Nous ne l’intégrons pas consciemment dans notre production, mais je pense que cela a une influence latente.
8. Les éléments de la culture japonaise semblent centraux dans votre travail. Pensez-vous que votre héritage influence les thèmes et les techniques dans votre art ?
Je suis influencé non seulement par les thèmes et techniques, mais aussi par la mentalité de l’artisanat japonais. Satisfaire le client, un travail propre, et le travail manuel sont aussi des éléments importants dans mon travail.
9. En combinant la calligraphie traditionnelle avec le graffiti moderne, quels messages ou émotions souhaitez-vous transmettre à votre public ?
En dessinant en anglais (graffiti) des formes qui ressemblent à des caractères chinois (calligraphie), l’objectif est de briser les idées préconçues et les stéréotypes des spectateurs.
10. Qu’espérez-vous que les visiteurs retiennent en découvrant votre art lors de cette exposition ? Y a-t-il un message ou un sentiment spécifique que vous souhaitez qu’ils emportent avec eux ?

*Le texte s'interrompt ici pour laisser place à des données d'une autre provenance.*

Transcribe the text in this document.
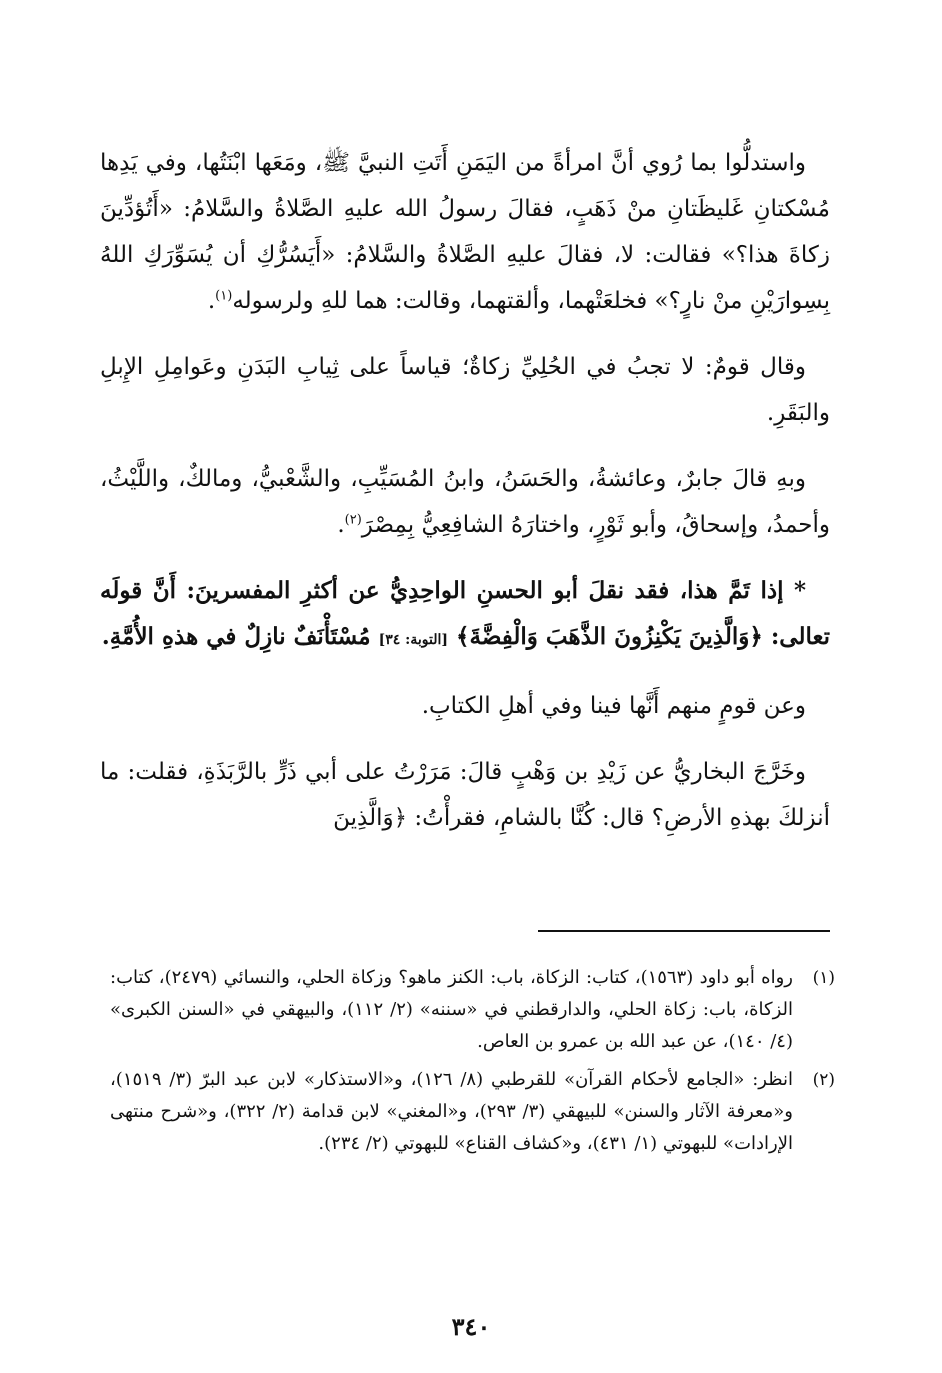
واستدلُّوا بما رُوي أنَّ امرأةً من اليَمَنِ أَتَتِ النبيَّ ﷺ، ومَعَها ابْنَتُها، وفي يَدِها مُسْكتانِ غَليظَتانِ منْ ذَهَبٍ، فقالَ رسولُ الله عليهِ الصَّلاةُ والسَّلامُ: «أَتُؤدِّينَ زكاةَ هذا؟» فقالت: لا، فقالَ عليهِ الصَّلاةُ والسَّلامُ: «أَيَسُرُّكِ أن يُسَوِّرَكِ اللهُ بِسِوارَيْنِ منْ نارٍ؟» فخلعَتْهما، وألقتهما، وقالت: هما للهِ ولرسوله$^{(١)}$.

وقال قومٌ: لا تجبُ في الحُلِيِّ زكاةٌ؛ قياساً على ثِيابِ البَدَنِ وعَوامِلِ الإِبلِ والبَقَرِ.

وبهِ قالَ جابرٌ، وعائشةُ، والحَسَنُ، وابنُ المُسَيِّبِ، والشَّعْبيُّ، ومالكٌ، واللَّيْثُ، وأحمدُ، وإسحاقُ، وأبو ثَوْرٍ، واختارَهُ الشافِعِيُّ بِمِصْرَ$^{(٢)}$.

* إذا تَمَّ هذا، فقد نقلَ أبو الحسنِ الواحِدِيُّ عن أكثرِ المفسرينَ: أَنَّ قولَه تعالى: ﴿وَالَّذِينَ يَكْنِزُونَ الذَّهَبَ وَالْفِضَّةَ﴾ [التوبة: ٣٤] مُسْتَأْنَفٌ نازِلٌ في هذهِ الأُمَّةِ.

وعن قومٍ منهم أَنَّها فينا وفي أهلِ الكتابِ.

وخَرَّجَ البخاريُّ عن زَيْدِ بن وَهْبٍ قالَ: مَرَرْتُ على أبي ذَرٍّ بالرَّبَذَةِ، فقلت: ما أنزلكَ بهذهِ الأرضِ؟ قال: كُنَّا بالشامِ، فقرأْتُ: ﴿وَالَّذِينَ

(١)
رواه أبو داود (١٥٦٣)، كتاب: الزكاة، باب: الكنز ماهو؟ وزكاة الحلي، والنسائي (٢٤٧٩)، كتاب: الزكاة، باب: زكاة الحلي، والدارقطني في «سننه» (٢/ ١١٢)، والبيهقي في «السنن الكبرى» (٤/ ١٤٠)، عن عبد الله بن عمرو بن العاص.
(٢)
انظر: «الجامع لأحكام القرآن» للقرطبي (٨/ ١٢٦)، و«الاستذكار» لابن عبد البرّ (٣/ ١٥١٩)، و«معرفة الآثار والسنن» للبيهقي (٣/ ٢٩٣)، و«المغني» لابن قدامة (٢/ ٣٢٢)، و«شرح منتهى الإرادات» للبهوتي (١/ ٤٣١)، و«كشاف القناع» للبهوتي (٢/ ٢٣٤).
٣٤٠
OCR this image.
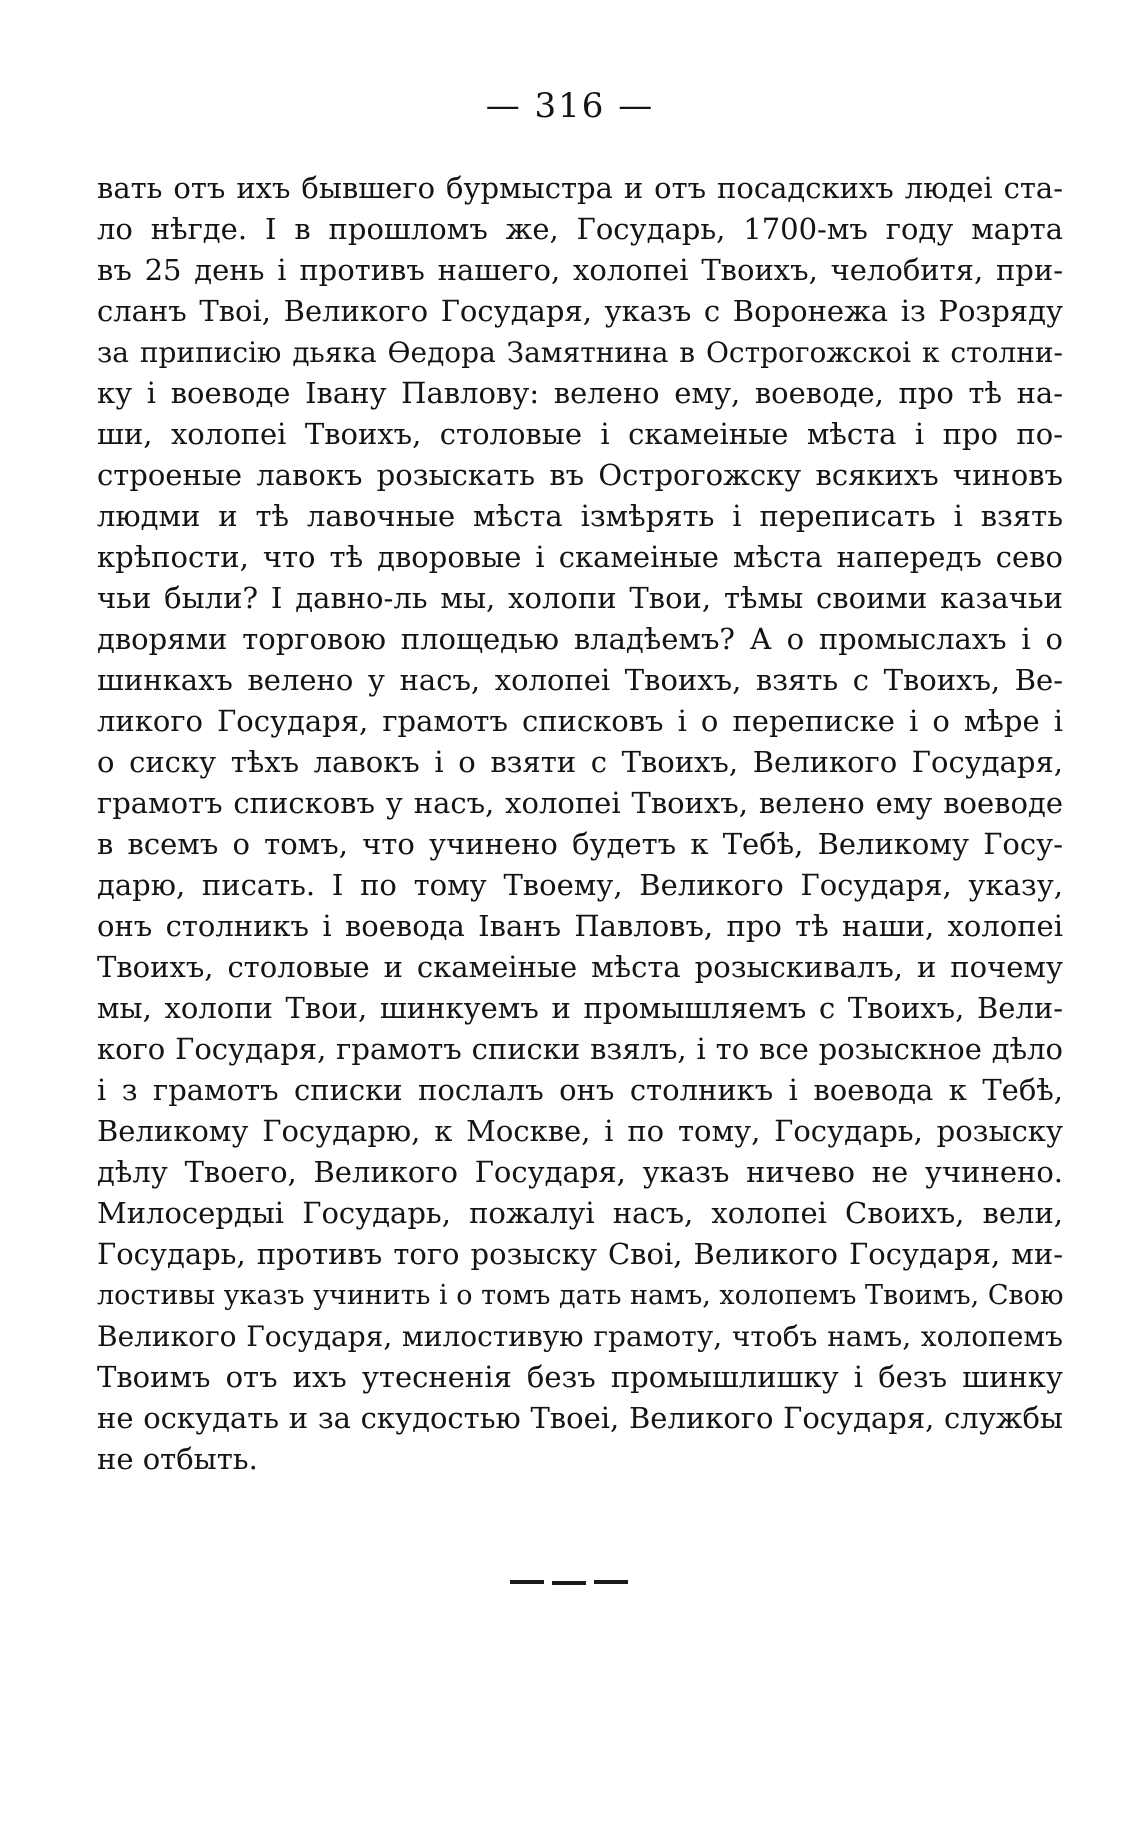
— 316 —
вать отъ ихъ бывшего бурмыстра и отъ посадскихъ людеі ста-
ло нѣгде. І в прошломъ же, Государь, 1700-мъ году марта
въ 25 день і противъ нашего, холопеі Твоихъ, челобитя, при-
сланъ Твоі, Великого Государя, указъ с Воронежа із Розряду
за приписію дьяка Ѳедора Замятнина в Острогожскоі к столни-
ку і воеводе Івану Павлову: велено ему, воеводе, про тѣ на-
ши, холопеі Твоихъ, столовые і скамеіные мѣста і про по-
строеные лавокъ розыскать въ Острогожску всякихъ чиновъ
людми и тѣ лавочные мѣста ізмѣрять і переписать і взять
крѣпости, что тѣ дворовые і скамеіные мѣста напередъ сево
чьи были? І давно-ль мы, холопи Твои, тѣмы своими казачьи
дворями торговою площедью владѣемъ? А о промыслахъ і о
шинкахъ велено у насъ, холопеі Твоихъ, взять с Твоихъ, Ве-
ликого Государя, грамотъ списковъ і о переписке і о мѣре і
о сиску тѣхъ лавокъ і о взяти с Твоихъ, Великого Государя,
грамотъ списковъ у насъ, холопеі Твоихъ, велено ему воеводе
в всемъ о томъ, что учинено будетъ к Тебѣ, Великому Госу-
дарю, писать. І по тому Твоему, Великого Государя, указу,
онъ столникъ і воевода Іванъ Павловъ, про тѣ наши, холопеі
Твоихъ, столовые и скамеіные мѣста розыскивалъ, и почему
мы, холопи Твои, шинкуемъ и промышляемъ с Твоихъ, Вели-
кого Государя, грамотъ списки взялъ, і то все розыскное дѣло
і з грамотъ списки послалъ онъ столникъ і воевода к Тебѣ,
Великому Государю, к Москве, і по тому, Государь, розыску
дѣлу Твоего, Великого Государя, указъ ничево не учинено.
Милосердыі Государь, пожалуі насъ, холопеі Своихъ, вели,
Государь, противъ того розыску Своі, Великого Государя, ми-
лостивы указъ учинить і о томъ дать намъ, холопемъ Твоимъ, Свою
Великого Государя, милостивую грамоту, чтобъ намъ, холопемъ
Твоимъ отъ ихъ утесненія безъ промышлишку і безъ шинку
не оскудать и за скудостью Твоеі, Великого Государя, службы
не отбыть.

Nous visons à changer certaines idées préconçues et concepts individuels. Je crois que la discrimination et les conflits dans le monde sont causés par des préjugés sociaux ou personnels. Donc, si nous pouvons les changer un peu, je pense que la discrimination et les conflits diminueront dans le monde.
Conclusion
Pour conclure cette interview, nous tenons à remercier chaleureusement Helinox Creative Center pour avoir accueilli cette première exposition européenne de Sneakerwolf à Paris. Merci également à l’artiste pour ses réponses détaillées et passionnantes.
L’exposition « Super Deformism » est visible du 16 au 30 octobre 2024 au Helinox Creative Center, situé au 10 Rue du Perche, 75003 Paris. Profitez de cette opportunité pour découvrir ces œuvres uniques, créées exclusivement pour cet événement.